Perhaps no industry has been hit as hard by the labor shortage as the construction industry, so it should come as no surprise that contractors would look to automation to fill the gap. The Midwestern Economic Policy Institute, along with the Project for Middle Class Renewal, dove into the issue and concluded that as many as 2.7 million construction jobs could be automated by 2057.

That level of displacement represents 49% of the America’s blue-collar construction workforce, the report says, adding that automation would also eliminate nearly 500,000 non-construction jobs in the next 37 years as well.

“Advancements in technology have already dramatically re-shaped American manufacturing and eliminated millions of blue-collar, middle-class jobs,” said study co-author and Project for Middle Class Renewal Director Dr. Robert Bruno. “Similar changes are already underway in the construction sector, and it is vital for policymakers to begin thinking about ways to embrace progress without leaving middle-class workers behind.”

How much displacement actually takes place remains to be seen. According to the federal Bureau of Labor Statistics, the construction industry ended 2019 with 239,000 unfilled jobs, and a survey by the American General Contractors Association showed that four out of five contractors could not find enough workers with the right skills.

NJBIA’s Director of Economic Research Nicole Sandelier added that the construction industry has been slow to embrace automation until now, so it has some catching up to do. That catching up means tomorrow’s construction workers will need a different skill set than those on the job now.

“This sets up New Jersey’s construction industry for major disruption,” Sandelier wrote in a column for this month’s New Jersey Business magazine. Jobs in the construction industry are transitioning from low- and middle-skilled labor to highly skilled professionals.

“As these changes take hold, students seeking construction jobs must develop skills in areas not normally associated with construction, such as virtual reality, big data analytics, and cybersecurity,” she added.

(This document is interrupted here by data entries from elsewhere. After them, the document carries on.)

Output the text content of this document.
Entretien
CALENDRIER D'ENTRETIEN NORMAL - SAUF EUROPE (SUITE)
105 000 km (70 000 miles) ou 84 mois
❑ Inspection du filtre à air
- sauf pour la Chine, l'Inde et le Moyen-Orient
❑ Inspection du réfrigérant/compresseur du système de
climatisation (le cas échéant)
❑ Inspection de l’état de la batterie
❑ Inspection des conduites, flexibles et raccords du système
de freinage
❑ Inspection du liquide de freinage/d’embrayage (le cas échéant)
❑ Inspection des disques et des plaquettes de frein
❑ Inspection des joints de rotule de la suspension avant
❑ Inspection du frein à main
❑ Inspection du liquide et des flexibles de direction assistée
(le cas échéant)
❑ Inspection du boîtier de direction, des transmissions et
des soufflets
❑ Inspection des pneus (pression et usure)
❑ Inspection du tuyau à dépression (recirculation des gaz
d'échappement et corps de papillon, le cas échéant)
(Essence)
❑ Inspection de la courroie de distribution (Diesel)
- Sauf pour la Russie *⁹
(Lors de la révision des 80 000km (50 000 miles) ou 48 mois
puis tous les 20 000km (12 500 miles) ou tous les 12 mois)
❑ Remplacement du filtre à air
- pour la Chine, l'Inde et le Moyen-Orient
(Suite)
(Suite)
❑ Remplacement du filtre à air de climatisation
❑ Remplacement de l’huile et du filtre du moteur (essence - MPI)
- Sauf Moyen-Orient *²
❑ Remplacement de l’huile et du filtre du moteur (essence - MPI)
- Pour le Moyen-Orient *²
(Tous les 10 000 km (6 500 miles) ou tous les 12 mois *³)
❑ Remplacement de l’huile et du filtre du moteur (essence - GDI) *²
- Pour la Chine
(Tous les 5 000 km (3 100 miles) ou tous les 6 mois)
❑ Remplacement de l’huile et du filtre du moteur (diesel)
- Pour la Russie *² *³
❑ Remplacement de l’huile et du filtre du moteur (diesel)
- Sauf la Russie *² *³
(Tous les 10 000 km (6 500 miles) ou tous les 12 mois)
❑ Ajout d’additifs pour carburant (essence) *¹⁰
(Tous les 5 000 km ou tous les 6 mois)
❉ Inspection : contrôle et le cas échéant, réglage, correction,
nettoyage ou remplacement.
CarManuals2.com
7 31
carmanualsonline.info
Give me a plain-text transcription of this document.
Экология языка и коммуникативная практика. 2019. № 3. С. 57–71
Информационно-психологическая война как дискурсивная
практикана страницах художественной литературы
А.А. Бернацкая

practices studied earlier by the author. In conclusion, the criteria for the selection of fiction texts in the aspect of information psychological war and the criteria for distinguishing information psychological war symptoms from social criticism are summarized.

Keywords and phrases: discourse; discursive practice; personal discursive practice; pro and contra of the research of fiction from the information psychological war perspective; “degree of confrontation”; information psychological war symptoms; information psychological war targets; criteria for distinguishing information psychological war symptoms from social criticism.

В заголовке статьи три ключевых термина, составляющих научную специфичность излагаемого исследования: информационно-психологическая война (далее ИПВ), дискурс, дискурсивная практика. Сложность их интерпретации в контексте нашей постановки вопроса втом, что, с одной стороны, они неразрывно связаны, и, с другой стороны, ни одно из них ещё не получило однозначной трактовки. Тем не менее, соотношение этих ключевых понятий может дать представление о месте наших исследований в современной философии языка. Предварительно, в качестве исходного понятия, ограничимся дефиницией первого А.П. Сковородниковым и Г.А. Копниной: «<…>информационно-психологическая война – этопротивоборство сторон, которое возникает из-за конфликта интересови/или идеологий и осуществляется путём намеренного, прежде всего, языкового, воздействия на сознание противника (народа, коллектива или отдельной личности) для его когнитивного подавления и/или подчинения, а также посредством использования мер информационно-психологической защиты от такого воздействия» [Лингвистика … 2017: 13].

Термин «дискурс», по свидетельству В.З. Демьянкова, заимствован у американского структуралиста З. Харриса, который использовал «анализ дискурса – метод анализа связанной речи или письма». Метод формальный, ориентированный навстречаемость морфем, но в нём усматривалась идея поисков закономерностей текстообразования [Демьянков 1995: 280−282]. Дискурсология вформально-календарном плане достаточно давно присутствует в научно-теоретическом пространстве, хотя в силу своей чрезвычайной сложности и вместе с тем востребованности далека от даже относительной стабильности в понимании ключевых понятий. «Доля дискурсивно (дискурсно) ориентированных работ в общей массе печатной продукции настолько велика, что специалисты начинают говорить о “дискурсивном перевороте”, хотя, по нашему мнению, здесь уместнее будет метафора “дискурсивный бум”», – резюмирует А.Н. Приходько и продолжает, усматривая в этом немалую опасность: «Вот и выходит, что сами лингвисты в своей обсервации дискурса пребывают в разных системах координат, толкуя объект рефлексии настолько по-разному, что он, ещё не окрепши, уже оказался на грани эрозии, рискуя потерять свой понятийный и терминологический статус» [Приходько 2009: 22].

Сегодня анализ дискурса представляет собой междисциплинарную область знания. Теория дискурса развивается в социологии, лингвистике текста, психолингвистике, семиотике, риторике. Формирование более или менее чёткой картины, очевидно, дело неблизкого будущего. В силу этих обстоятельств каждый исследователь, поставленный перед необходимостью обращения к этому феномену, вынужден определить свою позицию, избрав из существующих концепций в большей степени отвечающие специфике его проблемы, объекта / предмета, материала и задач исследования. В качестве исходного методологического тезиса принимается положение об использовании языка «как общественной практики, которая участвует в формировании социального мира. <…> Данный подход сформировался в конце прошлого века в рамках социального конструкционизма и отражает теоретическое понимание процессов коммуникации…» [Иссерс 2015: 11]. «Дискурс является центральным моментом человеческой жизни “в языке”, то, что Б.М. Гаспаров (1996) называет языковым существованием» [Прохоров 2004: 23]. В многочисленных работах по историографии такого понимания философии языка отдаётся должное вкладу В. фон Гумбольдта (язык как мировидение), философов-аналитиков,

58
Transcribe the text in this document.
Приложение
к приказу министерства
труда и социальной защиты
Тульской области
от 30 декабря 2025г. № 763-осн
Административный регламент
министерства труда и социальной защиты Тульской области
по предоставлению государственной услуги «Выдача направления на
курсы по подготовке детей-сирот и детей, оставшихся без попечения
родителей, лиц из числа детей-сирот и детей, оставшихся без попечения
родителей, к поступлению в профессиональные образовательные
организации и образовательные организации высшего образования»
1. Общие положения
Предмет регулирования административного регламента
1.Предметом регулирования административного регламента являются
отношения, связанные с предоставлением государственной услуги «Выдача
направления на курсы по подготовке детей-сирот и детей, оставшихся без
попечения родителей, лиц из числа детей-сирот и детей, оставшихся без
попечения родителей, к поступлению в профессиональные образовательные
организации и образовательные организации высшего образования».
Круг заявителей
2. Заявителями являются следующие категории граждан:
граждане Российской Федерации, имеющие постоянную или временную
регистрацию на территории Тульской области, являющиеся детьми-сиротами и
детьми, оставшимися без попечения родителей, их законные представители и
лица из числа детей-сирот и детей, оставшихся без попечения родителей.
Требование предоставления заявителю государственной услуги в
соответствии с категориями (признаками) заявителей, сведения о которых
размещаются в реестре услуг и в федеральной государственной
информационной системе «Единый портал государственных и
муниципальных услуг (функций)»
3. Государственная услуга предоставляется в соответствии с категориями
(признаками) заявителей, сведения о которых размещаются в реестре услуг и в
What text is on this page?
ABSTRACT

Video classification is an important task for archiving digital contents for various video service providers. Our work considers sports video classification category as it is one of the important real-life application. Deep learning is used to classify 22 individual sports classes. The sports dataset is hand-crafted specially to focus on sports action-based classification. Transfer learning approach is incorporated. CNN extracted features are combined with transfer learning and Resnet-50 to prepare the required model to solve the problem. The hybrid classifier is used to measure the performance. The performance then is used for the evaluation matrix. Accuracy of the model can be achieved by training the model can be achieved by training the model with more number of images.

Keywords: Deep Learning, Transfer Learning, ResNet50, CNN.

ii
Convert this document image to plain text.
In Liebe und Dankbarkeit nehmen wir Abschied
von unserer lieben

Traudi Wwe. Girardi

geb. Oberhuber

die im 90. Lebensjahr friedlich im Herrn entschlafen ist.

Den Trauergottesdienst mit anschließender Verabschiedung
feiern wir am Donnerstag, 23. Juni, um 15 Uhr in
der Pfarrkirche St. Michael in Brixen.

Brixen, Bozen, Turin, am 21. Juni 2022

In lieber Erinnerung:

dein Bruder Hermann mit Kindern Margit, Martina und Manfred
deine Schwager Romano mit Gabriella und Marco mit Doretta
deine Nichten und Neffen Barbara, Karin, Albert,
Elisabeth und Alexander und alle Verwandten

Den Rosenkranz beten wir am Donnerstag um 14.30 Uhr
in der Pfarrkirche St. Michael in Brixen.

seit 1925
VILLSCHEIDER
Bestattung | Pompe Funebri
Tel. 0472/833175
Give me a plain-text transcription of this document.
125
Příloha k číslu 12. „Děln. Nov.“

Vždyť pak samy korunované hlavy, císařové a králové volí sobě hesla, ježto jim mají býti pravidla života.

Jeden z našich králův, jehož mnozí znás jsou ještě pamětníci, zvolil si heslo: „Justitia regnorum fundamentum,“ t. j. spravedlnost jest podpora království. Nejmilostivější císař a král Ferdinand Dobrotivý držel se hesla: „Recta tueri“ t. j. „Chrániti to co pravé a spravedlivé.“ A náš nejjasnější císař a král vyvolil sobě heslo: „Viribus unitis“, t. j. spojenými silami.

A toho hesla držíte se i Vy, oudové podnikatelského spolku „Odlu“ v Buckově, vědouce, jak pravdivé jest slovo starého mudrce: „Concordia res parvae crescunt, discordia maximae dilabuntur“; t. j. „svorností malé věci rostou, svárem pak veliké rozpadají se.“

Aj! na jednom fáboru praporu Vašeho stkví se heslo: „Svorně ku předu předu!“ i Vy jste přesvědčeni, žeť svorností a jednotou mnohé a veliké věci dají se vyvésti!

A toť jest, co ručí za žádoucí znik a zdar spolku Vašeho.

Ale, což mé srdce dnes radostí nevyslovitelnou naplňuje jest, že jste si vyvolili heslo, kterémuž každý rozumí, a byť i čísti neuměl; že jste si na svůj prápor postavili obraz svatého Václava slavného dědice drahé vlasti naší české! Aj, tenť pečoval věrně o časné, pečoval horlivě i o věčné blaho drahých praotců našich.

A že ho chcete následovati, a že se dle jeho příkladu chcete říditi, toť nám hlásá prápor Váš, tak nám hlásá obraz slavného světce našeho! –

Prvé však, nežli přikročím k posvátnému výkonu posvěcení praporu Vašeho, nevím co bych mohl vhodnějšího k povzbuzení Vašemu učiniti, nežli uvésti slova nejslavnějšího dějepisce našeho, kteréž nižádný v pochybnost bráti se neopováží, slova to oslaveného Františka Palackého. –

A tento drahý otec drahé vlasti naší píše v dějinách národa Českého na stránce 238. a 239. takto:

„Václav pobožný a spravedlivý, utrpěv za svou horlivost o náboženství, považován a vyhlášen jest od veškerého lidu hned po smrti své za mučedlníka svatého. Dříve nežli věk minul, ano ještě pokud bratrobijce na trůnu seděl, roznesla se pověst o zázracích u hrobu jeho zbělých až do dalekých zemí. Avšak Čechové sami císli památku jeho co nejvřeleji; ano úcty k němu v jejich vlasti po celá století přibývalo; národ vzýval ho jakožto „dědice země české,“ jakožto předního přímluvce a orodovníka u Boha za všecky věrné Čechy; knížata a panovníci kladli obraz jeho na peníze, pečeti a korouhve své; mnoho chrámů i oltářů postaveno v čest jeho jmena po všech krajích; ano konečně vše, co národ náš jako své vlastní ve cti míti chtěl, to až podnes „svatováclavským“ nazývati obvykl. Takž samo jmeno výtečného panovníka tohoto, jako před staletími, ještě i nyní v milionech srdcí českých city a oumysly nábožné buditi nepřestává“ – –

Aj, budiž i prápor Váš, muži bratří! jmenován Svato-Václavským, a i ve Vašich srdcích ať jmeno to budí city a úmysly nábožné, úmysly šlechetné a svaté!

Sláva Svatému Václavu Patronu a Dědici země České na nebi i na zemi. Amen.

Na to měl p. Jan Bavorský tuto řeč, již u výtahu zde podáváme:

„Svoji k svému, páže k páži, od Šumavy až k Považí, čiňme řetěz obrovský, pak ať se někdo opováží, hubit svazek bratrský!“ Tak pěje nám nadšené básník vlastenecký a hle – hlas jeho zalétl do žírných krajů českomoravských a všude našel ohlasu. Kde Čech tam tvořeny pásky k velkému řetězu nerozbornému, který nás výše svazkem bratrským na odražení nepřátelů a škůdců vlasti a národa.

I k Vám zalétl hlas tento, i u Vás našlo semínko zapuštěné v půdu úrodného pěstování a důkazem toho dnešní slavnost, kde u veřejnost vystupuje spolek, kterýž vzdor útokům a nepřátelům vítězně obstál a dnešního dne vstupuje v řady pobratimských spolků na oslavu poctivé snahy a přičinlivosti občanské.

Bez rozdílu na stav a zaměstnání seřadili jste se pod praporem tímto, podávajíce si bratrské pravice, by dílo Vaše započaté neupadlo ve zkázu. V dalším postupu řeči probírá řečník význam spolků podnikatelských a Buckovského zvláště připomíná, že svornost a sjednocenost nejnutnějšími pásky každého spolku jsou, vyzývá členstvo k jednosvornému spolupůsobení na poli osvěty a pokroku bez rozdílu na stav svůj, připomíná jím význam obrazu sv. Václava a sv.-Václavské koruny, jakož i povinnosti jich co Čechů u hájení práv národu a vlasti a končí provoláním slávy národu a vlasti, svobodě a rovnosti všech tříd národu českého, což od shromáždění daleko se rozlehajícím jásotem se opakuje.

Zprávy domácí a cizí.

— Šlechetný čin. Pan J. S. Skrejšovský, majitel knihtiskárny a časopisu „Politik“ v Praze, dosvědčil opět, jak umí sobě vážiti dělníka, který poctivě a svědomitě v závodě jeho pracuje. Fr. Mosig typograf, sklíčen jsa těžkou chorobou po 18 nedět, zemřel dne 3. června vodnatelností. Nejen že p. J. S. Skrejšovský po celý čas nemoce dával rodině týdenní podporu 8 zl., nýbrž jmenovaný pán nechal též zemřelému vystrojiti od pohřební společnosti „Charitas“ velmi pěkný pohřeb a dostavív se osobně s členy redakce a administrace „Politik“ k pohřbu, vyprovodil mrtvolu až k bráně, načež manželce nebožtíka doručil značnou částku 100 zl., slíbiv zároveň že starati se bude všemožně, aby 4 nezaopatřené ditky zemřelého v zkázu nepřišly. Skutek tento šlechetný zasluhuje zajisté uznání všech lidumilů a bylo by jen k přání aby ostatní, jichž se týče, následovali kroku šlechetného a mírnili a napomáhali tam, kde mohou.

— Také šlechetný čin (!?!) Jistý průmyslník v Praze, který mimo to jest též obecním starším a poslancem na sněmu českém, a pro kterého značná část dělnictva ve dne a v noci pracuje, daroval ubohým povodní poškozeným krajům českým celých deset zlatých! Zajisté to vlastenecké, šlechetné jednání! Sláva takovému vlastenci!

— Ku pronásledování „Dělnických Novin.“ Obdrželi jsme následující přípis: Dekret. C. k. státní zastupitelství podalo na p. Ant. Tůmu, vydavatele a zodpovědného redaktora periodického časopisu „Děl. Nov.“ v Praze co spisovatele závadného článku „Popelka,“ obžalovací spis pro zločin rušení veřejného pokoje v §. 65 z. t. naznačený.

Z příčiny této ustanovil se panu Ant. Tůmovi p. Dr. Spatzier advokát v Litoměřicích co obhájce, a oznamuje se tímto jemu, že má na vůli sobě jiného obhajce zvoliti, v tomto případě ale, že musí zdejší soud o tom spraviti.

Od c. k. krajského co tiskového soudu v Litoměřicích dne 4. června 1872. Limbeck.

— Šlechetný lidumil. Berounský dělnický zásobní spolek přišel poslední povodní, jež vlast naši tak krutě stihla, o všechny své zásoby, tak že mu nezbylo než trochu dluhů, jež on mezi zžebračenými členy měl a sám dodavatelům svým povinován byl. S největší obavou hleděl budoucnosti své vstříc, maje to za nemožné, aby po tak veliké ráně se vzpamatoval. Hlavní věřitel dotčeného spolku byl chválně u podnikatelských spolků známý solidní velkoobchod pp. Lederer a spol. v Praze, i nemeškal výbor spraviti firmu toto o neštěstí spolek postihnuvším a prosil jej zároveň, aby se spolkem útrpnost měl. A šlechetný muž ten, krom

Writer Zachary Phillips at ConstructionDive.com came to a similar conclusion.

“In the immediate future, though, construction jobs may not be directly replaced by automation or robots, but rather supplemented by them,” he writes. “Drones capturing (Building Information Modeling) information and data offer a good example of this, as do autonomous robots doing laser scanning. These types of workforce boosts free up construction managers onsite to focus on other work. Robots continuing to replace skilled labor onsite could help actualize the move toward workers onsite simply monitoring robots while they do most of the work.”